ST. PAUL, Minn. (WCCO) — Just in time for Christmas, 40 Minnesota airmen from the 133rd Airlift Wing are home after serving in the last six months of the Iraq War.

On Wednesday, the men and women were welcomed home to the open arms of family and friends.

The airmen and women from the St. Paul-based 133rd Civil Engineer Squadron were in Kuwait where they served in support of Operation New Dawn.

Angie Erickson has been a taking care of three children, including a pair of twins, on her own for the last six months.

“You just pluck along day by day,” she said. “You don’t worry about the month out there, you just keep working through each week and that’s how you get through.”

The Coon Rapids mom waited on Wednesday morning with those three kids as her husband, one of 40 men and women with the 133rd Airlift Wing, stepped off a C-130.

No more video chats or phone calls. Sgt. Jace Erickson is home. But to these little girls, he’s dad.

“It’s great. It’s a great feeling. It’s been a pretty busy six months,” said Jace. “Pretty emotional. First deployment. My family is no stranger to deployments at all but this was my first one to be away and obviously three little ones makes it tough.”

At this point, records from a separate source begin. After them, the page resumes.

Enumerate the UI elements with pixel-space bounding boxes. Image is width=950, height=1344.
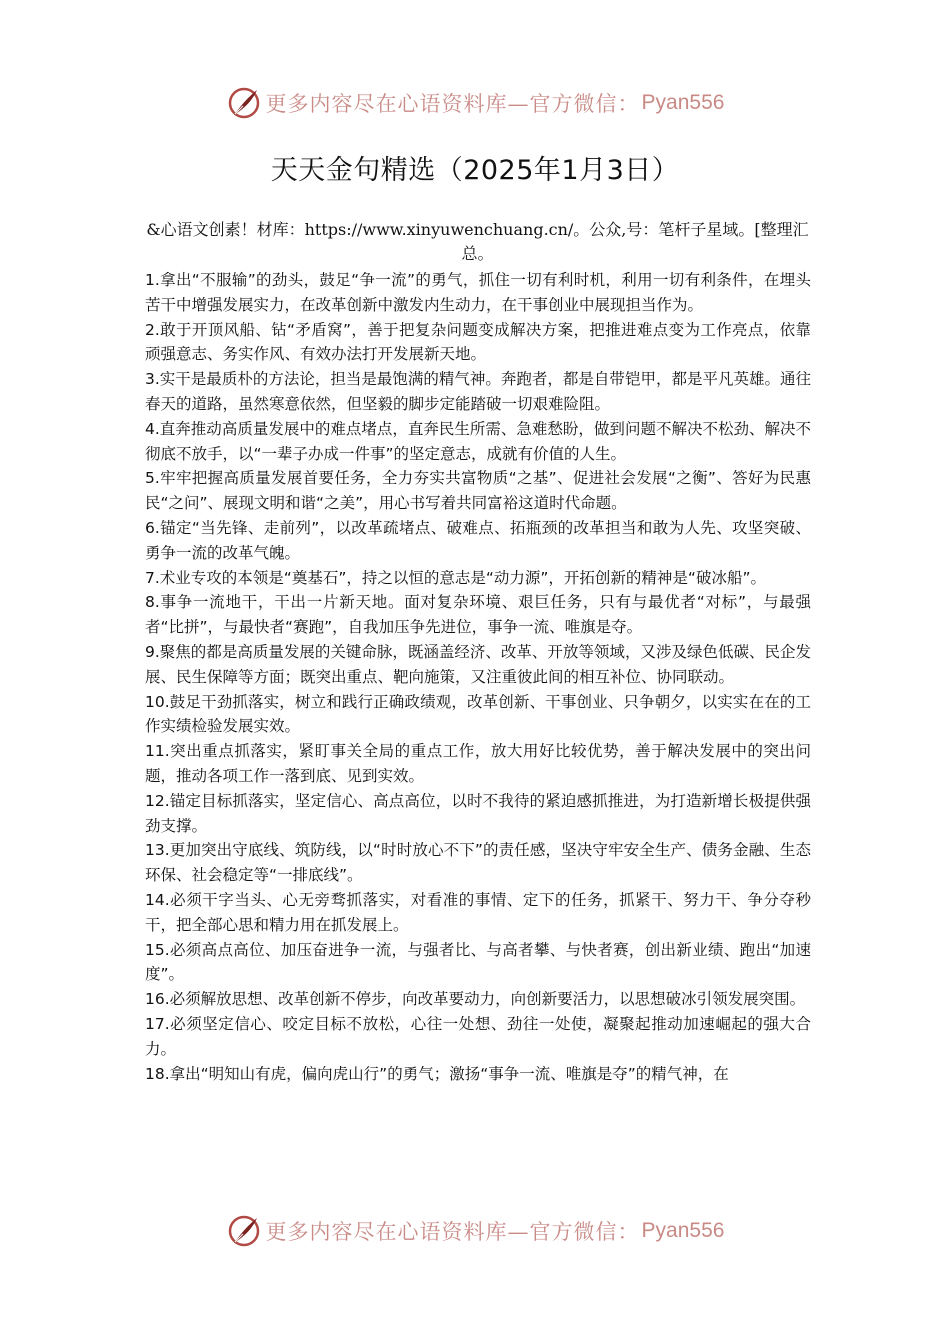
header-watermark-banner bbox=[0, 78, 950, 128]
list-item: 14.必须干字当头、心无旁骛抓落实，对看准的事情、定下的任务，抓紧干、努力干、争分夺秒干，把全部心思和精力用在抓发展上。 bbox=[145, 890, 811, 934]
banner-wechat-id: Pyan556 bbox=[641, 1219, 725, 1242]
list-item: 6.锚定“当先锋、走前列”，以改革疏堵点、破难点、拓瓶颈的改革担当和敢为人先、攻坚突破、勇争一流的改革气魄。 bbox=[145, 518, 811, 562]
list-item: 2.敢于开顶风船、钻“矛盾窝”，善于把复杂问题变成解决方案，把推进难点变为工作亮点，依靠顽强意志、务实作风、有效办法打开发展新天地。 bbox=[145, 320, 811, 364]
list-item: 15.必须高点高位、加压奋进争一流，与强者比、与高者攀、与快者赛，创出新业绩、跑出“加速度”。 bbox=[145, 940, 811, 984]
list-item: 7.术业专攻的本领是“奠基石”，持之以恒的意志是“动力源”，开拓创新的精神是“破冰船”。 bbox=[145, 568, 766, 587]
list-item: 11.突出重点抓落实，紧盯事关全局的重点工作，放大用好比较优势，善于解决发展中的突出问题，推动各项工作一落到底、见到实效。 bbox=[145, 742, 811, 785]
list-item: 8.事争一流地干，干出一片新天地。面对复杂环境、艰巨任务，只有与最优者“对标”，与最强者“比拼”，与最快者“赛跑”，自我加压争先进位，事争一流、唯旗是夺。 bbox=[145, 593, 811, 637]
list-item: 4.直奔推动高质量发展中的难点堵点，直奔民生所需、急难愁盼，做到问题不解决不松劲、解决不彻底不放手，以“一辈子办成一件事”的坚定意志，成就有价值的人生。 bbox=[145, 419, 811, 463]
list-item: 9.聚焦的都是高质量发展的关键命脉，既涵盖经济、改革、开放等领域，又涉及绿色低碳、民企发展、民生保障等方面；既突出重点、靶向施策，又注重彼此间的相互补位、协同联动。 bbox=[145, 642, 811, 686]
banner-text: 更多内容尽在心语资料库—官方微信： bbox=[265, 1220, 640, 1244]
banner-wechat-id: Pyan556 bbox=[641, 91, 725, 114]
banner-text: 更多内容尽在心语资料库—官方微信： bbox=[265, 92, 640, 116]
list-item: 10.鼓足干劲抓落实，树立和践行正确政绩观，改革创新、干事创业、只争朝夕，以实实在在的工作实绩检验发展实效。 bbox=[145, 692, 811, 736]
quill-pen-icon bbox=[226, 85, 262, 121]
list-item: 16.必须解放思想、改革创新不停步，向改革要动力，向创新要活力，以思想破冰引领发展突围。 bbox=[145, 990, 806, 1009]
list-item: 12.锚定目标抓落实，坚定信心、高点高位，以时不我待的紧迫感抓推进，为打造新增长极提供强劲支撑。 bbox=[145, 791, 811, 835]
list-item: 18.拿出“明知山有虎，偏向虎山行”的勇气；激扬“事争一流、唯旗是夺”的精气神，在 bbox=[145, 1064, 729, 1083]
list-item: 3.实干是最质朴的方法论，担当是最饱满的精气神。奔跑者，都是自带铠甲，都是平凡英雄。通往春天的道路，虽然寒意依然，但坚毅的脚步定能踏破一切艰难险阻。 bbox=[145, 370, 811, 413]
footer-watermark-banner bbox=[0, 1206, 950, 1256]
source-note: &心语文创素！材库：https://www.xinyuwenchuang.cn/。公众,号：笔杆子星域。[整理汇总。 bbox=[146, 220, 809, 263]
page-title: 天天金句精选（2025年1月3日） bbox=[270, 155, 680, 186]
list-item: 17.必须坚定信心、咬定目标不放松，心往一处想、劲往一处使，凝聚起推动加速崛起的强大合力。 bbox=[145, 1014, 811, 1058]
list-item: 13.更加突出守底线、筑防线，以“时时放心不下”的责任感，坚决守牢安全生产、债务金融、生态环保、社会稳定等“一排底线”。 bbox=[145, 841, 811, 885]
quill-pen-icon bbox=[226, 1213, 262, 1249]
list-item: 1.拿出“不服输”的劲头，鼓足“争一流”的勇气，抓住一切有利时机，利用一切有利条件，在埋头苦干中增强发展实力，在改革创新中激发内生动力，在干事创业中展现担当作为。 bbox=[145, 271, 811, 314]
quote-list bbox=[145, 268, 811, 1086]
list-item: 5.牢牢把握高质量发展首要任务，全力夯实共富物质“之基”、促进社会发展“之衡”、答好为民惠民“之问”、展现文明和谐“之美”，用心书写着共同富裕这道时代命题。 bbox=[145, 469, 811, 513]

Ann Gibson couldn’t hardly wait any longer for her husband.

“Just amazing, I think I knocked a couple kids over running to the plane,” she said.

For the last half-year while these airmen served their countrywhile their wives and kids waited a half-a-world away.

But now, the waiting is over.

“Especially to be home before Christmas. It’s a great feeling,” said Ann’s husband, Sgt. Sean Gibson.

According to the Minnesota National Guard, there are 74 airmen are deployed from the 133rd Airlift Wing to countries across the world, including civil engineers, firefighters, aeromedical technicians, logisticians and airmen from many other specialties.

  1. MN IN MN says:

    As much as I respect the sacrifice that our military members have made, I think we may be over reacting a bit. I am a Viet Nam era vet who did not have the “pleasure” of serving in that arena, although I did serve extended deployments during that era. In the 60’s there, wasn’t e-mail and skype. At that time,we relied on an occasional MARS contact {look it up}, now we are but a keystroke apart. Our deployments BEGAN at 6 months, and leaves were limited to one week per year after you had served a year’s duty. Family contact wasn’t as easy as it is today. I applaud the technology advances that allow our vets to stay in touch, but please pay respect to past vets. During Korea and WW1 and 2, our family members were gone for years at a time without contact. At that time it was normal. Lets keep it in perspective and be thankful for technology that allows us to remain in touch.